Yeah, same in Australia. There's definitely a bigger demand for it. A lot of bands I've signed recently for my own label now ask about vinyl and we've never had bands ask that before. It's great. I come from the vinyl era but unfortunately I sold all my vinyl when I was younger (laughs). There's definitely a big spark of interest in Australia for vinyl. But with digital when you get your returns on it there's nothing there, there really isn't. Streaming's definitely taken that to another level as well.
Could you tell us a bit about your early days and the formation of the band?
It was about '97, although we started out before that as a Sepultura cover band. But we were a four piece until about 2002, so about five years. Then we split as a four piece and were pretty much just considering starting a whole new band. But instead we thought how about we bump up to a five piece and sort of go back to our roots. The sound we had previously when we were a four piece was very different to what we sound like now. So we came back out around about 2003 and that is the band you see today. We've had a lot of line-up changes in that time, just myself and Jason (North) the only two original members. I see it as like two lives of the same band in that regard.
Either way you've been at it for nearly twenty years, Did you ever dare dream you would still be doing this when you started out?
No man, no fucking way (laughs). Back in say '91, '92 if you told me I'd be on tour in Europe now with Suffocation I'd be like nah, no way. Or to tour with Malevolent Creation. They were doing the Retribution and Ten Commandments live tour. For us to do that tour was huge because those albums made a real big difference for us back then. We were at that stage when we were just starting to pick up instruments and wanting to start a band. So yeah, the bands we've shared stages with and have got to know as friends as well, it's just been remarkable. It's been a great experience. We're old enough not to have any lofty ambitions, it's just about enjoyment of the music and about the experience itself. We're just lucky that we have opportunities like this. We've seen so much of the world through doing this band. We've played extraordinary places like Ho Chi Minh in Vietnam or the middle of China in some shitty dingy little club through an eighty watt practice amp. I've loved it. Loved every moment of it!
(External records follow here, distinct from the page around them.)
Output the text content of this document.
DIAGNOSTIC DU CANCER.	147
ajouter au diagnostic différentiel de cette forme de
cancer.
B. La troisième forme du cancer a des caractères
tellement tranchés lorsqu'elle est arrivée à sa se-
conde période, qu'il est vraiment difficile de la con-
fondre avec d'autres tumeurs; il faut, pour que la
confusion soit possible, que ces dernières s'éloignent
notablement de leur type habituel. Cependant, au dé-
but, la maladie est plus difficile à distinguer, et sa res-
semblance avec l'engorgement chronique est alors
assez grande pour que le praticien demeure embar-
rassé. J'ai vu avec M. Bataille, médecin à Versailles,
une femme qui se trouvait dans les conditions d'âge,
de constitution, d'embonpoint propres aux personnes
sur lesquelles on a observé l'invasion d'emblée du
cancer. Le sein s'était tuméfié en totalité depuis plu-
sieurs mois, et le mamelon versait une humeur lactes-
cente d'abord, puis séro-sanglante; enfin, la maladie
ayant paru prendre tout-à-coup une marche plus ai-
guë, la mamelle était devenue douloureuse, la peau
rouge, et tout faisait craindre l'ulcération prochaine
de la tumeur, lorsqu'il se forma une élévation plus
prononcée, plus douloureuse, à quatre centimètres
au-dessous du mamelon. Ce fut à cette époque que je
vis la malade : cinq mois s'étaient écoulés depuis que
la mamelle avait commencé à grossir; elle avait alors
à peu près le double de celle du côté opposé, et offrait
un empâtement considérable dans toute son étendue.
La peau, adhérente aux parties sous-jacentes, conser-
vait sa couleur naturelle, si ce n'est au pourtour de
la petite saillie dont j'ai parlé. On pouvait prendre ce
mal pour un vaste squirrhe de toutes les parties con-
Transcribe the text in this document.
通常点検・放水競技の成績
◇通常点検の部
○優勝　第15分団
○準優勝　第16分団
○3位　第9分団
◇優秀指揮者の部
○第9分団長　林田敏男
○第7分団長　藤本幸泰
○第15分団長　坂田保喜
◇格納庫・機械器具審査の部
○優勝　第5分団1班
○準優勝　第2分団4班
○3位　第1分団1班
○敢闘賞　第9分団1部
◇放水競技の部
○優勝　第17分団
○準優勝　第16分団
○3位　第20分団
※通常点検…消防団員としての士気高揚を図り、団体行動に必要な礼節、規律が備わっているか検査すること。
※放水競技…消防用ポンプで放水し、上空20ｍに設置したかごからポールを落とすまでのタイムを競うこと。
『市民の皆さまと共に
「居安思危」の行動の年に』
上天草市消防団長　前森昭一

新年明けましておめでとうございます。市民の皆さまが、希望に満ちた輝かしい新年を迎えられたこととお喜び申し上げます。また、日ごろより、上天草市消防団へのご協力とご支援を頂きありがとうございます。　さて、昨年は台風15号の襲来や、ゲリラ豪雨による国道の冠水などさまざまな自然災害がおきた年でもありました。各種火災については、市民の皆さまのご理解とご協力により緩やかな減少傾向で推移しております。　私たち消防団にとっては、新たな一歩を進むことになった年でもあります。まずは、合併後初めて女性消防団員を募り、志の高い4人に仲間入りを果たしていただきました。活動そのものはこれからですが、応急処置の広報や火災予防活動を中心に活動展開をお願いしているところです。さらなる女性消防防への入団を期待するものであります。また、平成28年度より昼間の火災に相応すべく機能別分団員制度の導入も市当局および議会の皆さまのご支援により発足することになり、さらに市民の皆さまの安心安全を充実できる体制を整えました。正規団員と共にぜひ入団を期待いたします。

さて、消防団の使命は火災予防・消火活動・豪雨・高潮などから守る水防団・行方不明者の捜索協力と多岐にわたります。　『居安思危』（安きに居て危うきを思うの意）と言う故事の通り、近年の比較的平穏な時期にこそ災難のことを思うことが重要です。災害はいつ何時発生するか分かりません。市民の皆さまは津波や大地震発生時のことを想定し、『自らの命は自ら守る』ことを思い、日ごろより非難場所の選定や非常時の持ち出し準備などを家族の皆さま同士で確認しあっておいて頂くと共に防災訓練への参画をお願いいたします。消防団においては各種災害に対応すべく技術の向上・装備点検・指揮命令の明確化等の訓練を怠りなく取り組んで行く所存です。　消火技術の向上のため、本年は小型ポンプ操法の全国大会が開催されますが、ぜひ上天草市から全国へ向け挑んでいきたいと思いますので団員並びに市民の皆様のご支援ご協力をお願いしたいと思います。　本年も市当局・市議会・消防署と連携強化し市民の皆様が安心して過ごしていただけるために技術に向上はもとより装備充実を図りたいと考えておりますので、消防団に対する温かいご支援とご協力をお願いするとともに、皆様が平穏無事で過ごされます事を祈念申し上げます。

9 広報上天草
After all that then what would you say is the best piece of advice you'd say you could give a young band looking to start out in your genre of music today?
I think just do what you feel is right. If you're forming a band because you like a particular band that has inspired you to do it then follow through on that. Don't go with the ebb and flow of what's trending or anything like that. A lot of younger bands I've noticed, particularly from about 2005ish onwards, you see a lot of bands just come and go, regurgitating the same ideas, changing the way they look and what they do. That's just not legitimate. You have to play from the heart. Do what you believe in and stick at it. Persevere. Don't for a moment think we're not gonna get there because you've got to persevere. And if a band from a shitty little city in south Australia can actually make it out there and still be doing it twenty years later then so can you. You've just got to stick at it and be respectful to people around you, that's always important. That's probably the best advice I could give. Just stick and it and be true.